In January, the Lakers' rollercoaster season took a sudden downward spiral. In a win over the Memphis Grizzlies, Bynum suffered a season-ending knee injury. At the time, the Lakers had won 16 of 19 games and were in first place in the Western Conference.
(Bynum's injury nearly ruined the season. Photo by Richard Vogel, AP Photos)
The Lakers would've gone nowhere with Bynum sitting out the rest of the year. However Mitch Kupchak, who Kobe Bryant would've personally fired nine months ago, pulled off one of the biggest steals in league history. Kupchak acquired Pau Gasol from Memphis for Kwame Brown, rookie Javaris Crittenton, veteran Aaron McKie, two first round draft picks, and Pau's brother Marc.
Pau was the bona fide No. 2 scorer the Lakers had needed. He was more developed than Bynum and was a better passer and shooter. Within three weeks, the Lakers had won ten in a row and were once again atop the Western Conference. Bryant referred to the trade as "grand larceny." Even the Grizzlies' owner confessed, "I don’t know if I got the most value. Maybe our people should’ve shopped (Gasol) more..."
From there, the Lakers rolled through a stacked Western Conference which showcased eight 50-win teams and a ninth-placed Warriors team that won 48. Including playoff games, the Lakers lost just seven times with Gasol in the lineup. Bryant played every game despite a broken pinkie on his right hand, garnering him respect throughout the league. The Lakers finished with the best record in the West and advanced to the NBA Finals. Kobe Bryant was named the MVP of the league.
From the lows of being booed off his home court and asking to be traded, to being a contender with the emergence of Bynum, to losing Bynum and floundering, to getting Gasol and reclaiming the top spot in the West, and then winning the MVP and conquering the conference, never had anyone gone through a more fluctuating season than Bryant. His image was the highest it had ever been since the rape accusation -- he had finally done what his detractors said he couldn't: win without Shaq.

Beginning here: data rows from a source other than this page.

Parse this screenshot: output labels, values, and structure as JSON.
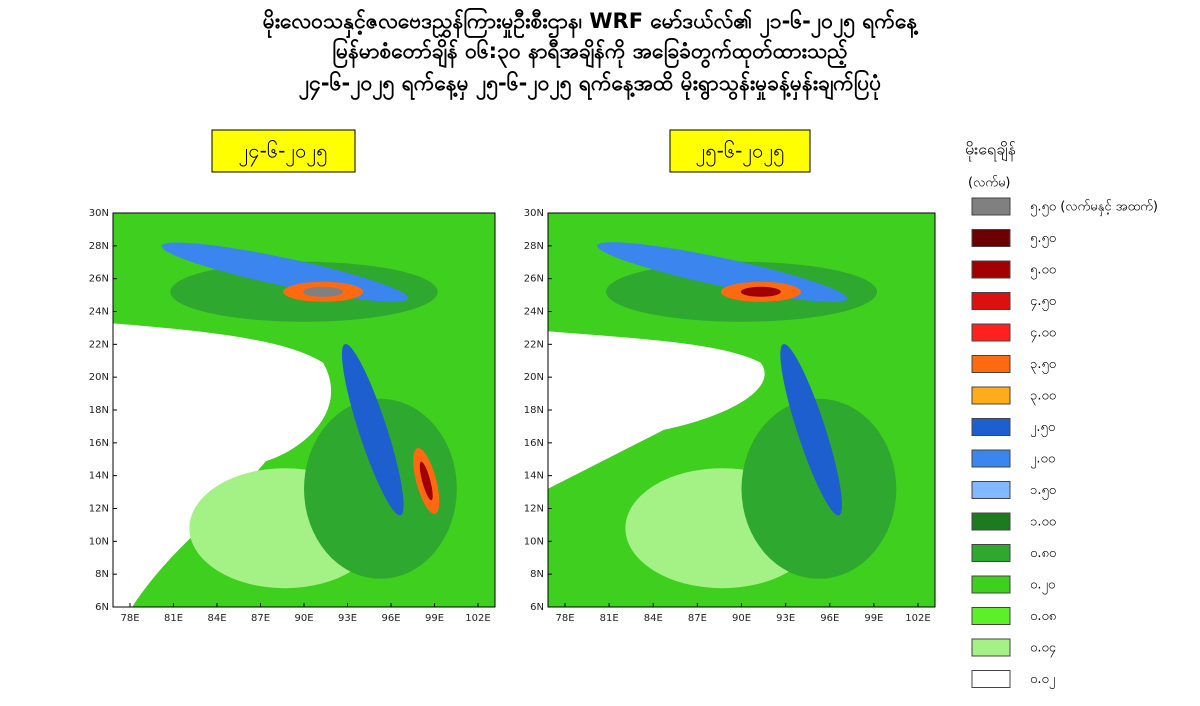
{
  "header": {
    "lines": [
      "မိုးလေဝသနှင့်ဇလဗေဒညွှန်ကြားမှုဦးစီးဌာန၊ WRF မော်ဒယ်လ်၏ ၂၁-၆-၂၀၂၅ ရက်နေ့",
      "မြန်မာစံတော်ချိန် ၀၆:၃၀ နာရီအချိန်ကို အခြေခံတွက်ထုတ်ထားသည့်",
      "၂၄-၆-၂၀၂၅ ရက်နေ့မှ ၂၅-၆-၂၀၂၅ ရက်နေ့အထိ မိုးရွာသွန်းမှုခန့်မှန်းချက်ပြပုံ"
    ]
  },
  "maps": {
    "panels": [
      {
        "label": "၂၄-၆-၂၀၂၅"
      },
      {
        "label": "၂၅-၆-၂၀၂၅"
      }
    ],
    "x_ticks": [
      "78E",
      "81E",
      "84E",
      "87E",
      "90E",
      "93E",
      "96E",
      "99E",
      "102E"
    ],
    "y_ticks": [
      "30N",
      "28N",
      "26N",
      "24N",
      "22N",
      "20N",
      "18N",
      "16N",
      "14N",
      "12N",
      "10N",
      "8N",
      "6N"
    ]
  },
  "legend": {
    "title": "မိုးရေချိန်",
    "unit": "(လက်မ)",
    "entries": [
      {
        "label": "၅.၅၀ (လက်မနှင့် အထက်)",
        "color": "#808080"
      },
      {
        "label": "၅.၅၀",
        "color": "#6b0000"
      },
      {
        "label": "၅.၀၀",
        "color": "#a00000"
      },
      {
        "label": "၄.၅၀",
        "color": "#dd1010"
      },
      {
        "label": "၄.၀၀",
        "color": "#ff2020"
      },
      {
        "label": "၃.၅၀",
        "color": "#ff6a10"
      },
      {
        "label": "၃.၀၀",
        "color": "#ffab1a"
      },
      {
        "label": "၂.၅၀",
        "color": "#1e5fd0"
      },
      {
        "label": "၂.၀၀",
        "color": "#3a86ee"
      },
      {
        "label": "၁.၅၀",
        "color": "#82b8ff"
      },
      {
        "label": "၁.၀၀",
        "color": "#1e7a1e"
      },
      {
        "label": "၀.၈၀",
        "color": "#2ea82e"
      },
      {
        "label": "၀.၂၀",
        "color": "#3fcf1f"
      },
      {
        "label": "၀.၀၈",
        "color": "#5cf02a"
      },
      {
        "label": "၀.၀၄",
        "color": "#a4f286"
      },
      {
        "label": "၀.၀၂",
        "color": "#ffffff"
      }
    ]
  }
}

(Kobe hoists his 2008 MVP trophy. Photo by Robert Gauthier, Reuters)
Unfortunately the Lakers ride had one more slope to it. The Boston Celtics, who were sizable underdogs following the Lakers' recent success, had their way with L.A. in the Finals. They controlled the Lake-show in games 1 and 2, came back from a 24-point deficit in Game 4, and demolished the Lakers by 39 in Game 6. In the series, Gasol and Odom disappeared while Bryant was outplayed by Paul Pierce.
The Lakers knew they'd be a contender next year, but for the moment it was business as usual for the post-Shaq era: an embarrassing loss and an offseason of regret.
The following season, they beat the Orlando Magic in six games to win their 15th title in franchise history.